Он отвел мне келью рядом со своей; спал на кровати без белья, покрывался старой рясой отца Конона. Бывало, уже в три с половиной часа утра будит: «Натолий, вставай, к полунощнице пора!» Идешь, наскоро умоешься, и в церковь. В церкви темно, электричества в обители нет; монахи, как тени, в черных мантиях. Подходишь к раке с мощами преподобного. Два земных поклона, целуешь гробницу; берешь тяжелые вериги преподобного — тяжелую медную цепь с крестом; надеваешь. Так и гнет книзу, хоть и поверх одежды. Последний земной поклон в веригах. И становишься на свое место. Полунощница, утреня. Затем ранняя обедня. Раннюю обедню служил схиепископ Макарий со своим келейником, молодым тогда иеродиаконом Вуколом. После ранней обедни вся братия, кто помоложе, на работу — лес корчевать. Твердое задание получали. Лесоповал. А старики — позднюю обедню служат. Трапеза. Затем часа два работы в обители (я помогал отцу Конону по уборке). А в 4 часа звонят к повечерию. После повечерия — акафист. В 6 часов братия возвращается с работы, в 7 часов — вечерня, парастас перед иконой Божией Матери. Канон покаянный Спасителю, Божией Матери, Ангелу Хранителю. Вечернее правило. Богослужение оканчивается в 11-ом часу. А завтра в 3 с половиной опять разбудит отец Конон своим строго-ласковым «Натолий!»

Помню разговоры с отцом Кононом. Это живой фольклор. Например, объяснение памятника Николаю I на Исакиевской площади в Питере. Николай I показывает правой рукой на небо. Так вот как дело было. Была в Питере холера. Народ пришел к государю. Государь показывает на небо: «Что я могу сделать? Тут Бог!» Народ в ответ: «Бог-то Бог, да и ты, царь-батюшка, не будь плох!» И задумался царь. Что это значит, — не будь плох.
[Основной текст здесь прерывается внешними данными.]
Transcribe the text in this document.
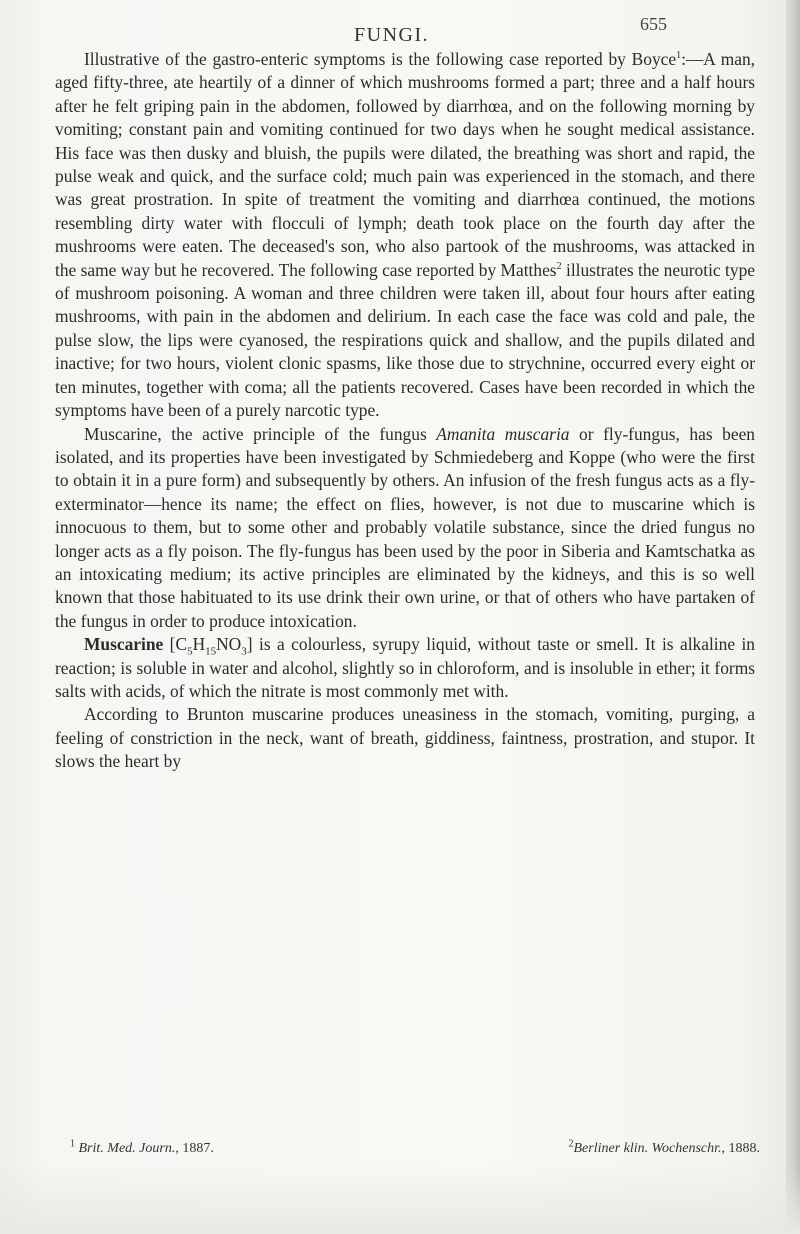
FUNGI.	655

Illustrative of the gastro-enteric symptoms is the following case reported by Boyce$^1$:—A man, aged fifty-three, ate heartily of a dinner of which mushrooms formed a part; three and a half hours after he felt griping pain in the abdomen, followed by diarrhœa, and on the following morning by vomiting; constant pain and vomiting continued for two days when he sought medical assistance. His face was then dusky and bluish, the pupils were dilated, the breathing was short and rapid, the pulse weak and quick, and the surface cold; much pain was experienced in the stomach, and there was great prostration. In spite of treatment the vomiting and diarrhœa continued, the motions resembling dirty water with flocculi of lymph; death took place on the fourth day after the mushrooms were eaten. The deceased's son, who also partook of the mushrooms, was attacked in the same way but he recovered. The following case reported by Matthes$^2$ illustrates the neurotic type of mushroom poisoning. A woman and three children were taken ill, about four hours after eating mushrooms, with pain in the abdomen and delirium. In each case the face was cold and pale, the pulse slow, the lips were cyanosed, the respirations quick and shallow, and the pupils dilated and inactive; for two hours, violent clonic spasms, like those due to strychnine, occurred every eight or ten minutes, together with coma; all the patients recovered. Cases have been recorded in which the symptoms have been of a purely narcotic type.

Muscarine, the active principle of the fungus Amanita muscaria or fly-fungus, has been isolated, and its properties have been investigated by Schmiedeberg and Koppe (who were the first to obtain it in a pure form) and subsequently by others. An infusion of the fresh fungus acts as a fly-exterminator—hence its name; the effect on flies, however, is not due to muscarine which is innocuous to them, but to some other and probably volatile substance, since the dried fungus no longer acts as a fly poison. The fly-fungus has been used by the poor in Siberia and Kamtschatka as an intoxicating medium; its active principles are eliminated by the kidneys, and this is so well known that those habituated to its use drink their own urine, or that of others who have partaken of the fungus in order to produce intoxication.

Muscarine $[C_5H_{15}NO_3]$ is a colourless, syrupy liquid, without taste or smell. It is alkaline in reaction; is soluble in water and alcohol, slightly so in chloroform, and is insoluble in ether; it forms salts with acids, of which the nitrate is most commonly met with.

According to Brunton muscarine produces uneasiness in the stomach, vomiting, purging, a feeling of constriction in the neck, want of breath, giddiness, faintness, prostration, and stupor. It slows the heart by

$^1$ Brit. Med. Journ., 1887.	$^2$Berliner klin. Wochenschr., 1888.
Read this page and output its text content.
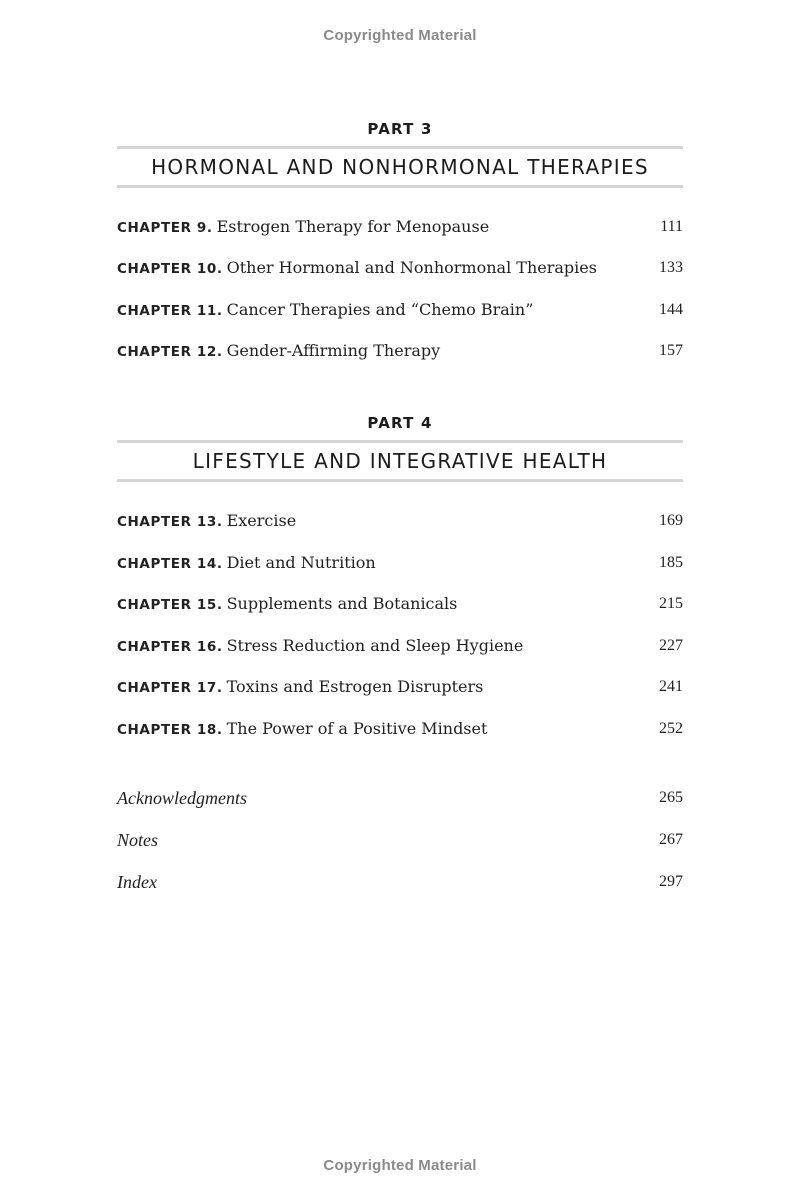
Copyrighted Material
PART 3
HORMONAL AND NONHORMONAL THERAPIES
CHAPTER 9. Estrogen Therapy for Menopause	111
CHAPTER 10. Other Hormonal and Nonhormonal Therapies	133
CHAPTER 11. Cancer Therapies and “Chemo Brain”	144
CHAPTER 12. Gender-Affirming Therapy	157
PART 4
LIFESTYLE AND INTEGRATIVE HEALTH
CHAPTER 13. Exercise	169
CHAPTER 14. Diet and Nutrition	185
CHAPTER 15. Supplements and Botanicals	215
CHAPTER 16. Stress Reduction and Sleep Hygiene	227
CHAPTER 17. Toxins and Estrogen Disrupters	241
CHAPTER 18. The Power of a Positive Mindset	252
Acknowledgments	265
Notes	267
Index	297
Copyrighted Material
Идет и видит: тащат холерного в больницу. Он потихоньку за ним. Пришел в больницу, спрятался, наблюдает. Вот входит доктор — немец, толстый, в очках, в белом халате. Приказывает санитарам: бултыхните его в ванну. Как бросили его в ванну, — сразу помер. Так же второго, третьего, четвертого. Тогда выходит из-за ширмы царь, приказывает санитарам: бултыхните врача в ванну. Они его за руки за ноги — бросили в ванну, помер. После этого перебил народ всех врачей, и холера прекратилась.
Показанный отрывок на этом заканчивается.